Our office felt the need to respond to Mr. Pew, outlining our own concerns with the draft legislation – namely, that the use of digital rights management (DRM) software by copyright holders and customer tracking by ISPs largely ignores consumers’ privacy rights. Below is Commissioner Stoddart’s response to the letter in its entirety.

While the draft legislation died with the dissolution of Parliament and subsequent election call, we fully expect the copyright debate to pick up where it left off in the next session of Parliament.

Dear Mr. Pew,

Thank you for including me in recent correspondence with your Member of Parliament. In that letter, you put forth your impressions of amendments proposed this summer for Canada’s Copyright Act. I appreciate your thoughts and had some concerns of my own about Bill C-61.

My Office has been involved in the issue since similar amendments were proposed in 2005. In that instance, as with Bill C-61, the legislation died with an election call. However, the underlying issues still cause me some concern. As I explained in a letter to the responsible Ministers, as Canada’s Privacy Commissioner, two particular aspects of the legislation trouble me.

First, the amendments would allow companies to use digital rights management (DRM) software on media sold to Canadian consumers. These tools have been used in the past to collect personal information without users’ knowledge or consent. DRM software has also been shown to create other security problems.
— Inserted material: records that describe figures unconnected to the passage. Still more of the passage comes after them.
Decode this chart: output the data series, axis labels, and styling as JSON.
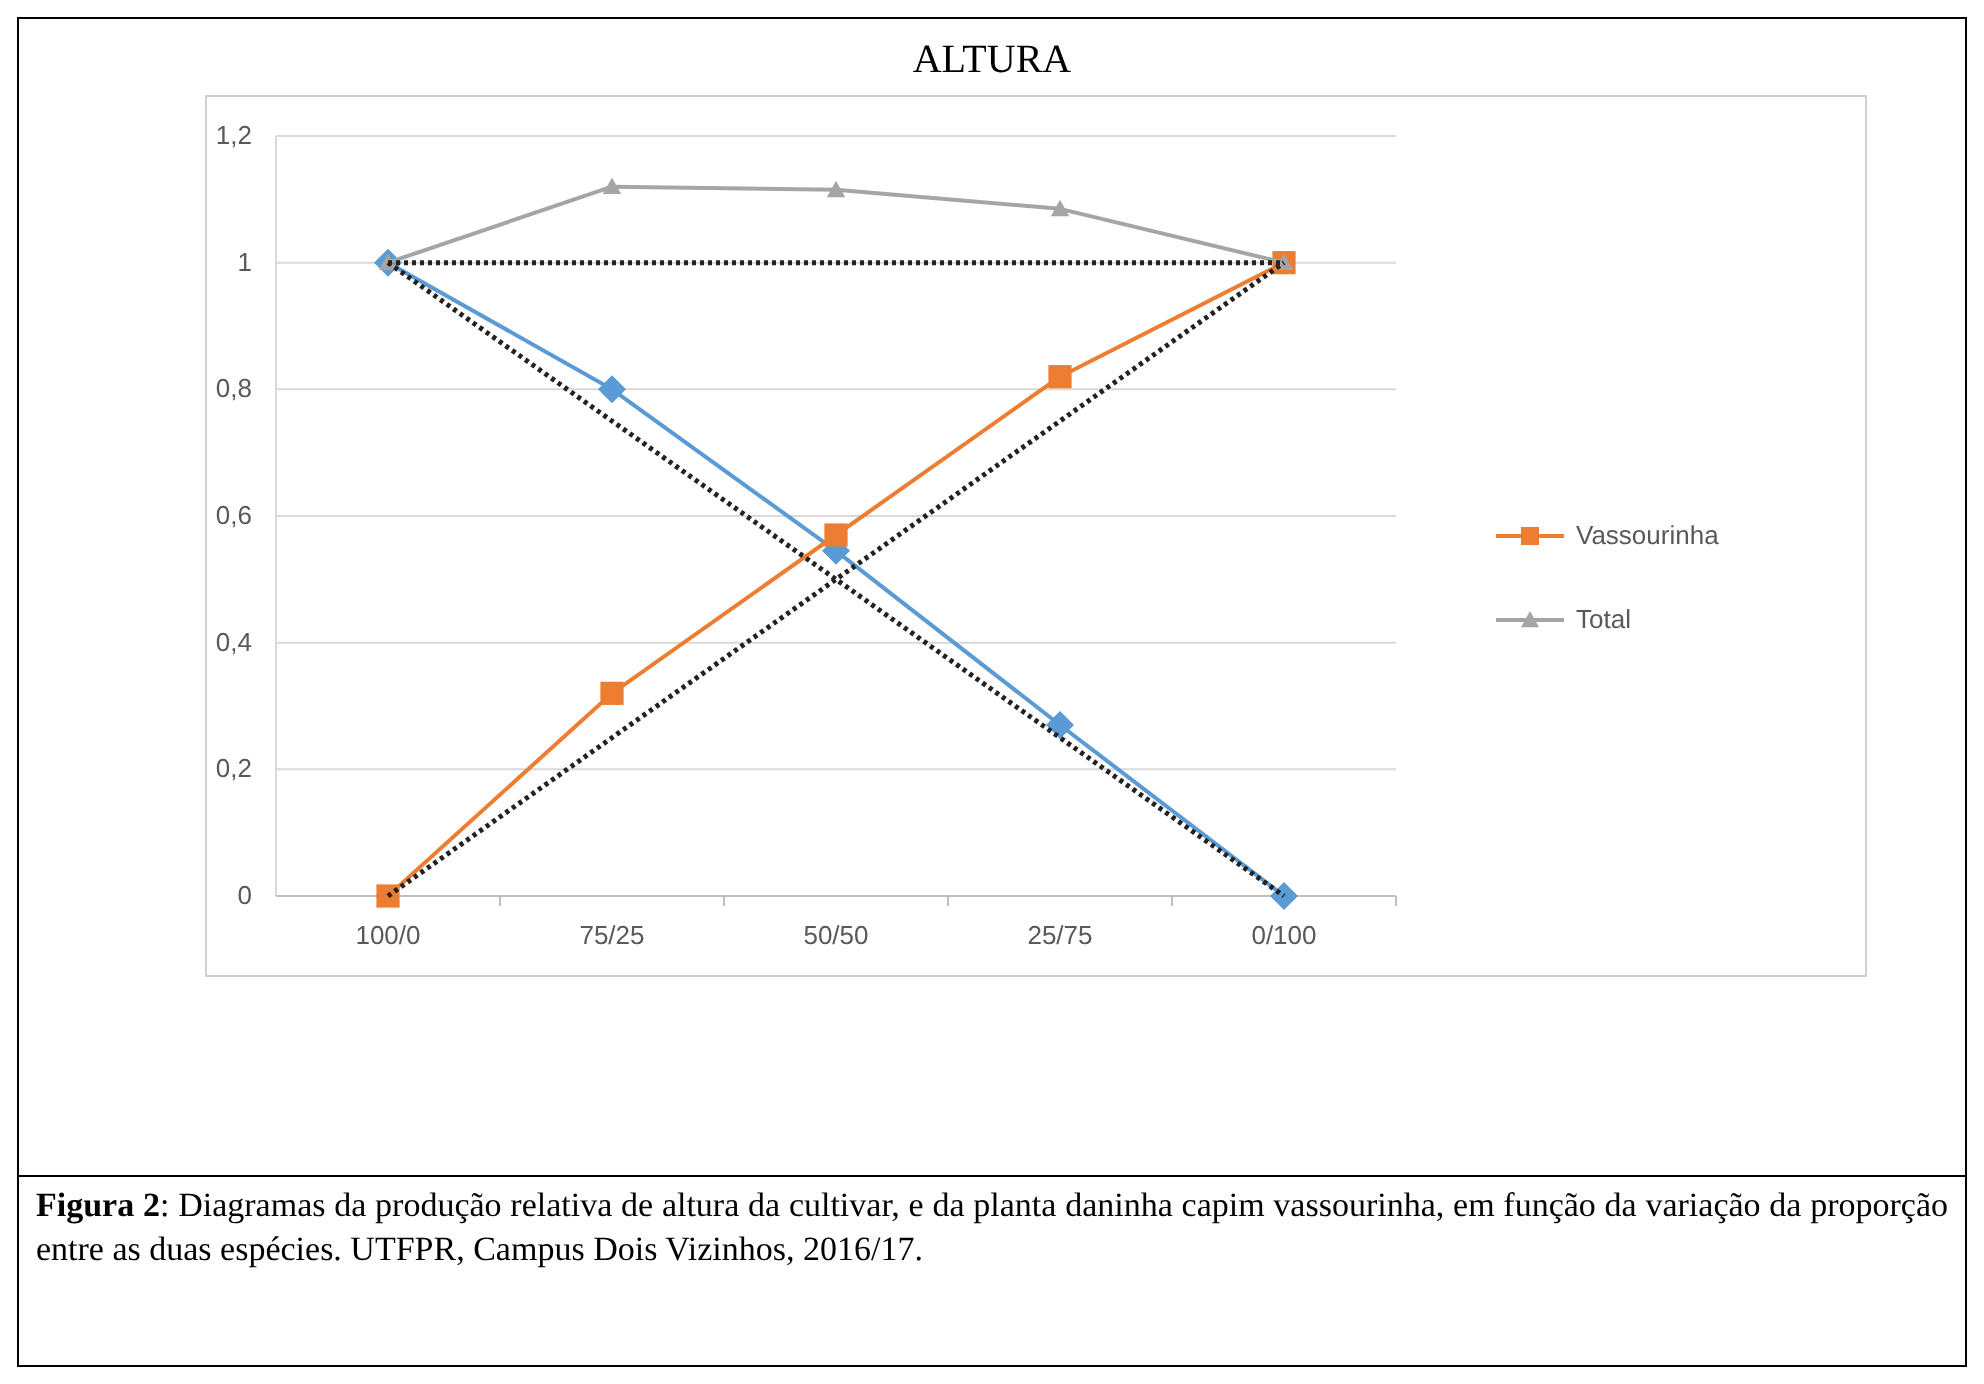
{
  "chart_data": {
    "type": "line",
    "title": "ALTURA",
    "categories": [
      "100/0",
      "75/25",
      "50/50",
      "25/75",
      "0/100"
    ],
    "series": [
      {
        "color": "#5b9bd5",
        "marker": "diamond",
        "values": [
          1,
          0.8,
          0.545,
          0.27,
          0
        ]
      },
      {
        "name": "Vassourinha",
        "color": "#ed7d31",
        "marker": "square",
        "values": [
          0,
          0.32,
          0.57,
          0.82,
          1.0
        ]
      },
      {
        "name": "Total",
        "color": "#a5a5a5",
        "marker": "triangle",
        "values": [
          1,
          1.12,
          1.115,
          1.085,
          1.0
        ]
      },
      {
        "color": "#222222",
        "marker": "none",
        "line_style": "dotted",
        "values": [
          1,
          null,
          null,
          null,
          1
        ]
      },
      {
        "color": "#222222",
        "marker": "none",
        "line_style": "dotted",
        "values": [
          1,
          null,
          null,
          null,
          0
        ]
      },
      {
        "color": "#222222",
        "marker": "none",
        "line_style": "dotted",
        "values": [
          0,
          null,
          null,
          null,
          1
        ]
      }
    ],
    "ylim": [
      0,
      1.2
    ],
    "yticks": [
      0,
      {
        "value": 0.2,
        "label": "0,2"
      },
      {
        "value": 0.4,
        "label": "0,4"
      },
      {
        "value": 0.6,
        "label": "0,6"
      },
      {
        "value": 0.8,
        "label": "0,8"
      },
      1,
      {
        "value": 1.2,
        "label": "1,2"
      }
    ],
    "grid": "y",
    "legend": "right",
    "annotations": [
      "Figura 2: Diagramas da produção relativa de altura da cultivar, e da planta daninha capim vassourinha, em função da variação da proporção entre as duas espécies. UTFPR, Campus Dois Vizinhos, 2016/17."
    ]
  }
}
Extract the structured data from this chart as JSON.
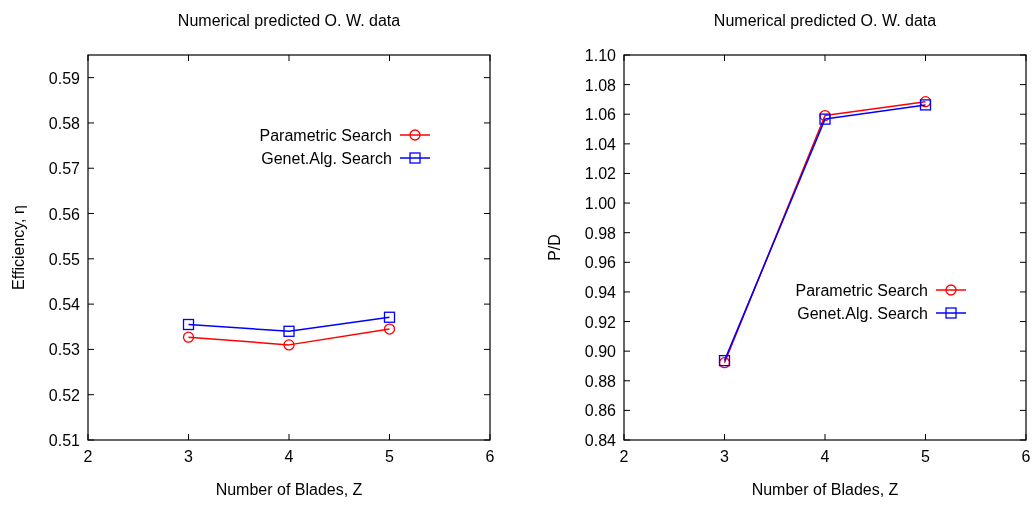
{
  "chart_data": [
    {
      "type": "line",
      "title": "Numerical predicted O. W. data",
      "xlabel": "Number of Blades, Z",
      "ylabel": "Efficiency, η",
      "x": [
        3,
        4,
        5
      ],
      "xlim": [
        2,
        6
      ],
      "xticks": [
        2,
        3,
        4,
        5,
        6
      ],
      "ylim": [
        0.51,
        0.595
      ],
      "yticks": [
        0.51,
        0.52,
        0.53,
        0.54,
        0.55,
        0.56,
        0.57,
        0.58,
        0.59
      ],
      "legend": "top right",
      "grid": false,
      "series": [
        {
          "name": "Parametric Search",
          "color": "#ff0000",
          "marker": "circle",
          "values": [
            0.5327,
            0.531,
            0.5345
          ]
        },
        {
          "name": "Genet.Alg. Search",
          "color": "#0000ff",
          "marker": "square",
          "values": [
            0.5355,
            0.534,
            0.5371
          ]
        }
      ]
    },
    {
      "type": "line",
      "title": "Numerical predicted O. W. data",
      "xlabel": "Number of Blades, Z",
      "ylabel": "P/D",
      "x": [
        3,
        4,
        5
      ],
      "xlim": [
        2,
        6
      ],
      "xticks": [
        2,
        3,
        4,
        5,
        6
      ],
      "ylim": [
        0.84,
        1.1
      ],
      "yticks": [
        0.84,
        0.86,
        0.88,
        {
          "value": 0.9,
          "label": "0.90"
        },
        0.92,
        0.94,
        0.96,
        0.98,
        {
          "value": 1,
          "label": "1.00"
        },
        1.02,
        1.04,
        1.06,
        1.08,
        {
          "value": 1.1,
          "label": "1.10"
        }
      ],
      "legend": "right",
      "grid": false,
      "series": [
        {
          "name": "Parametric Search",
          "color": "#ff0000",
          "marker": "circle",
          "values": [
            0.8922,
            1.0591,
            1.0685
          ]
        },
        {
          "name": "Genet.Alg. Search",
          "color": "#0000ff",
          "marker": "square",
          "values": [
            0.8936,
            1.0567,
            1.0663
          ]
        }
      ]
    }
  ]
}
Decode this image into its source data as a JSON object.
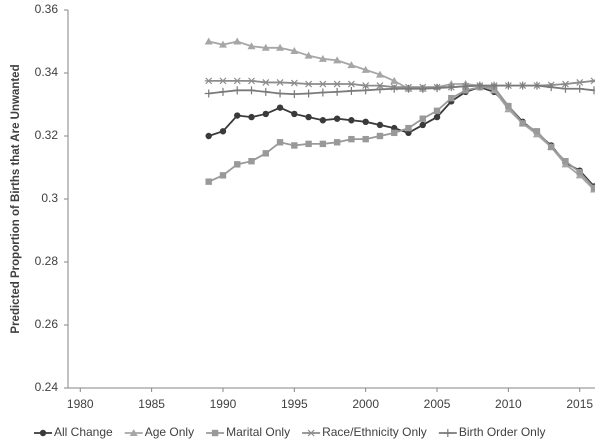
{
  "chart_data": {
    "type": "line",
    "y_label": "Predicted Proportion of Births that Are Unwanted",
    "x": [
      1989,
      1990,
      1991,
      1992,
      1993,
      1994,
      1995,
      1996,
      1997,
      1998,
      1999,
      2000,
      2001,
      2002,
      2003,
      2004,
      2005,
      2006,
      2007,
      2008,
      2009,
      2010,
      2011,
      2012,
      2013,
      2014,
      2015,
      2016
    ],
    "xlim": [
      1979,
      2016
    ],
    "xticks": [
      1980,
      1985,
      1990,
      1995,
      2000,
      2005,
      2010,
      2015
    ],
    "ylim": [
      0.24,
      0.36
    ],
    "yticks": [
      0.24,
      0.26,
      0.28,
      0.3,
      0.32,
      0.34,
      0.36
    ],
    "legend": "bottom",
    "series": [
      {
        "name": "All Change",
        "color": "#3a3a3a",
        "marker": "circle",
        "values": [
          0.32,
          0.3215,
          0.3265,
          0.326,
          0.327,
          0.329,
          0.327,
          0.326,
          0.325,
          0.3255,
          0.325,
          0.3245,
          0.3235,
          0.3225,
          0.321,
          0.3235,
          0.326,
          0.331,
          0.334,
          0.3355,
          0.334,
          0.3295,
          0.3245,
          0.321,
          0.317,
          0.3115,
          0.309,
          0.304
        ]
      },
      {
        "name": "Age Only",
        "color": "#a6a6a6",
        "marker": "triangle",
        "values": [
          0.35,
          0.349,
          0.35,
          0.3485,
          0.348,
          0.348,
          0.347,
          0.3455,
          0.3445,
          0.344,
          0.3425,
          0.341,
          0.3395,
          0.3375,
          0.335,
          0.335,
          0.3355,
          0.3365,
          0.3365,
          0.336,
          0.3345,
          0.3285,
          0.324,
          0.3205,
          0.3165,
          0.311,
          0.3075,
          0.303
        ]
      },
      {
        "name": "Marital Only",
        "color": "#999999",
        "marker": "square",
        "values": [
          0.3055,
          0.3075,
          0.311,
          0.312,
          0.3145,
          0.318,
          0.317,
          0.3175,
          0.3175,
          0.318,
          0.319,
          0.319,
          0.32,
          0.321,
          0.3225,
          0.3255,
          0.328,
          0.332,
          0.3345,
          0.3355,
          0.3355,
          0.3295,
          0.324,
          0.3215,
          0.3165,
          0.312,
          0.3085,
          0.3035
        ]
      },
      {
        "name": "Race/Ethnicity Only",
        "color": "#8c8c8c",
        "marker": "star",
        "values": [
          0.3375,
          0.3375,
          0.3375,
          0.3375,
          0.337,
          0.337,
          0.3368,
          0.3365,
          0.3365,
          0.3365,
          0.3365,
          0.336,
          0.336,
          0.3355,
          0.3355,
          0.3355,
          0.3355,
          0.3355,
          0.3358,
          0.336,
          0.336,
          0.336,
          0.336,
          0.336,
          0.3362,
          0.3365,
          0.337,
          0.3375
        ]
      },
      {
        "name": "Birth Order Only",
        "color": "#7a7a7a",
        "marker": "plus",
        "values": [
          0.3335,
          0.334,
          0.3345,
          0.3345,
          0.334,
          0.3335,
          0.3333,
          0.3335,
          0.3338,
          0.334,
          0.3343,
          0.3345,
          0.3348,
          0.335,
          0.335,
          0.335,
          0.3352,
          0.3355,
          0.3358,
          0.336,
          0.336,
          0.336,
          0.336,
          0.336,
          0.3355,
          0.335,
          0.335,
          0.3345
        ]
      }
    ]
  }
}
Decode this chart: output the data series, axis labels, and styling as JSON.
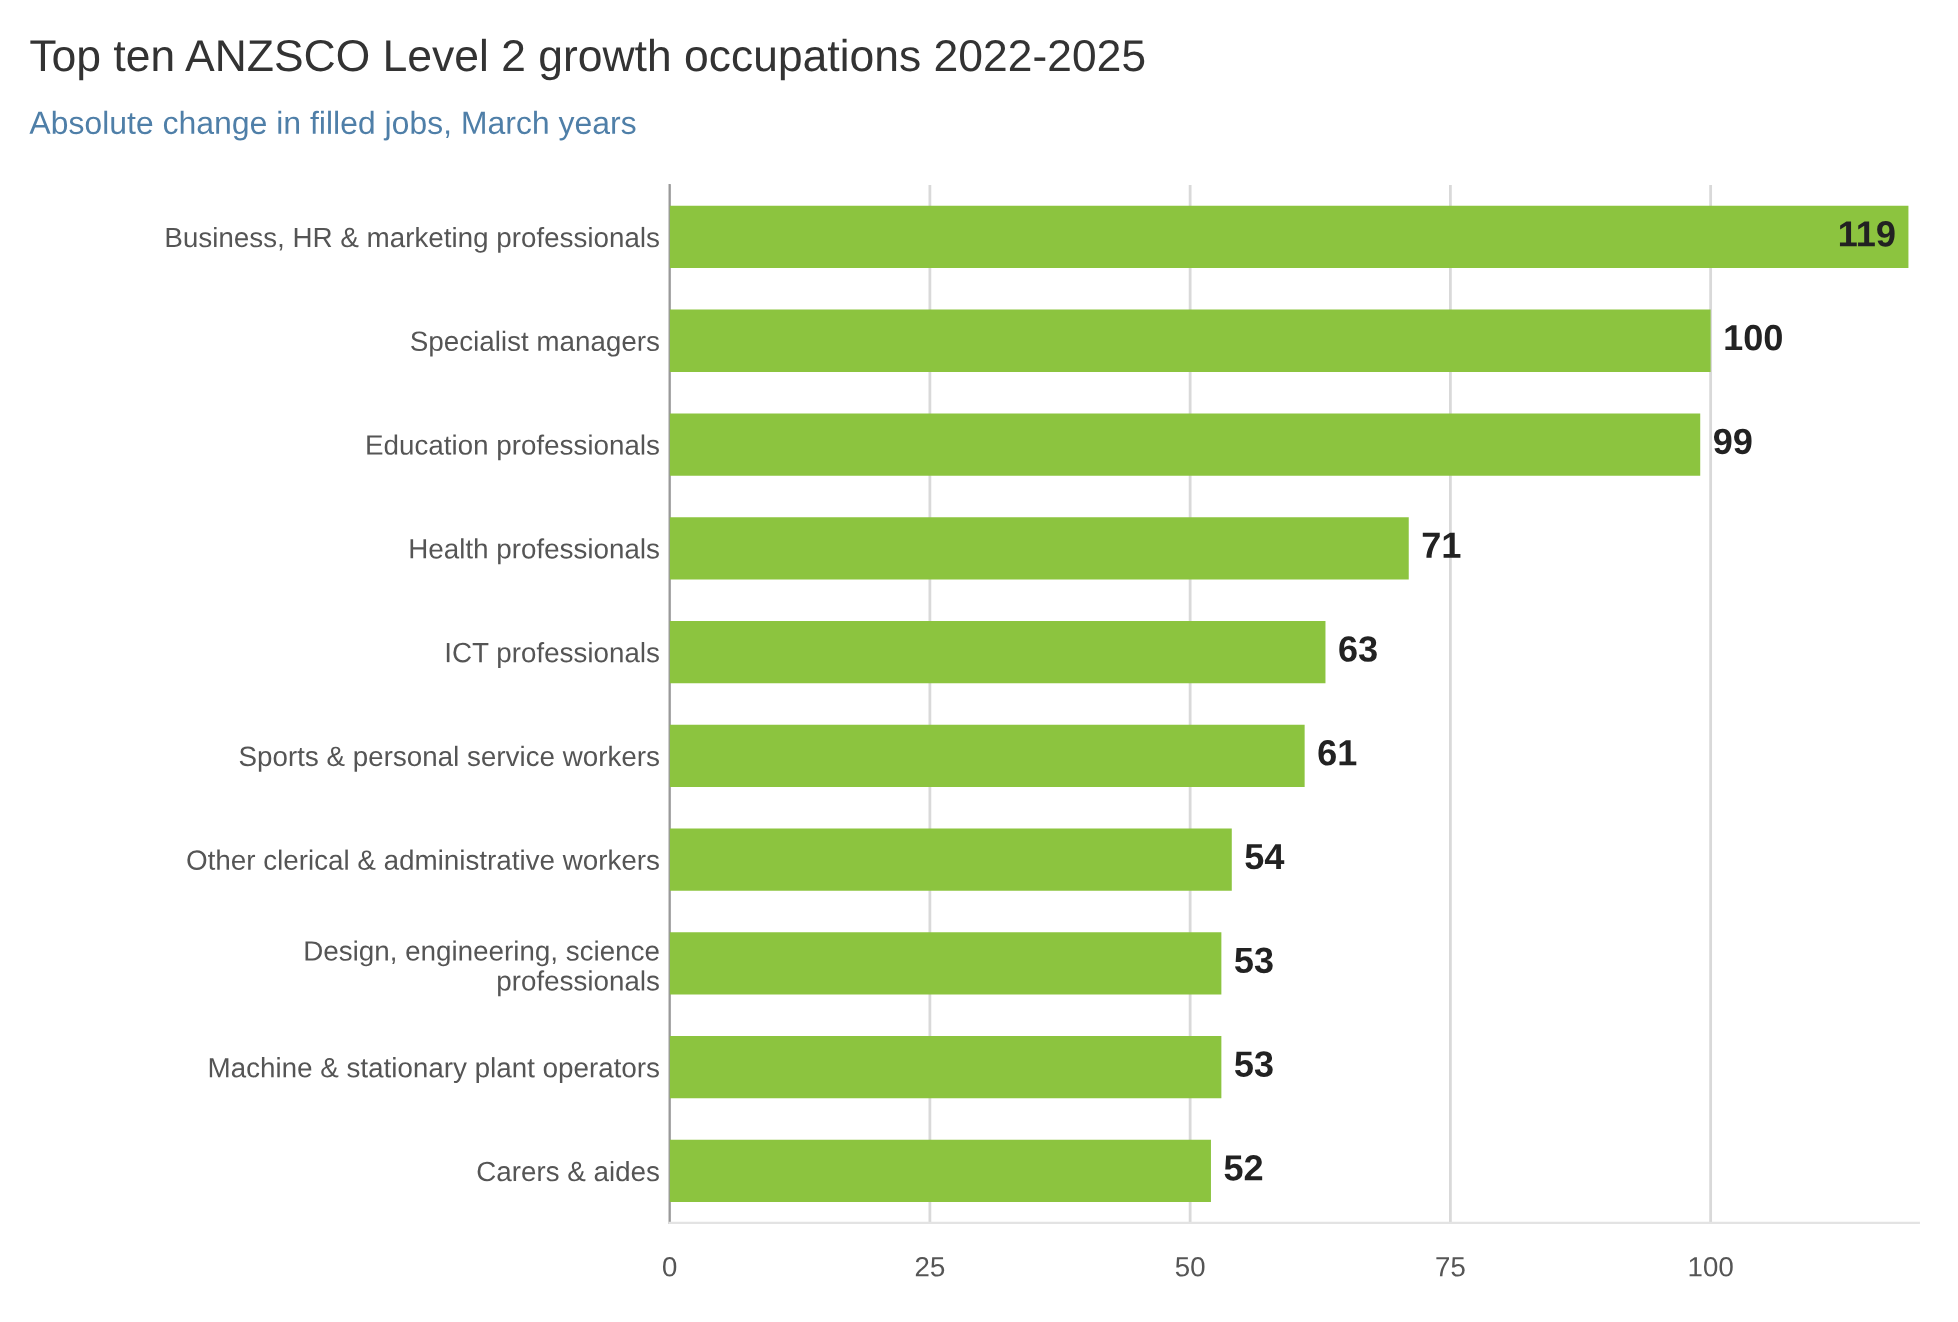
{
  "chart_data": {
    "type": "bar",
    "orientation": "horizontal",
    "title": "Top ten ANZSCO Level 2 growth occupations 2022-2025",
    "subtitle": "Absolute change in filled jobs, March years",
    "categories": [
      "Business, HR & marketing professionals",
      "Specialist managers",
      "Education professionals",
      "Health professionals",
      "ICT professionals",
      "Sports & personal service workers",
      "Other clerical & administrative workers",
      "Design, engineering, science\nprofessionals",
      "Machine & stationary plant operators",
      "Carers & aides"
    ],
    "values": [
      119,
      100,
      99,
      71,
      63,
      61,
      54,
      53,
      53,
      52
    ],
    "color": "#8cc43f",
    "xlim": [
      0,
      120
    ],
    "xticks": [
      0,
      25,
      50,
      75,
      100
    ],
    "grid": "x",
    "data_labels": true
  }
}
These practices largely ignore the principles found in Canada’s private-sector privacy legislation, the Personal Information Protection and Electronic Documents Act. As a result, I have asked the Ministers who oversee the copyright file to consider the privacy implications of any new law. Our Office also prepared a primer on DRM, should you be interested.

Secondly, and perhaps even more serious, is the new role Internet Service Providers (ISPs) would be required to play in tracking, recording and reporting on consumers. Most Canadians neither expect nor want routine, systematic surveillance bundled into their internet services. Casting such a wide dragnet over millions of subscribers – simply to ensure copyright compliance in isolated cases – seems to me grossly disproportional. This is particularly worrisome where the commercial interests of telecommunications companies converge with media producers, to the detriment of consumers’ privacy rights.

All this is to say, while I have been raising these issues within government and the wider public, I hope the current election will provide an opportunity for the various parties to clarify their position on these important matters. Again, thank you for your letter.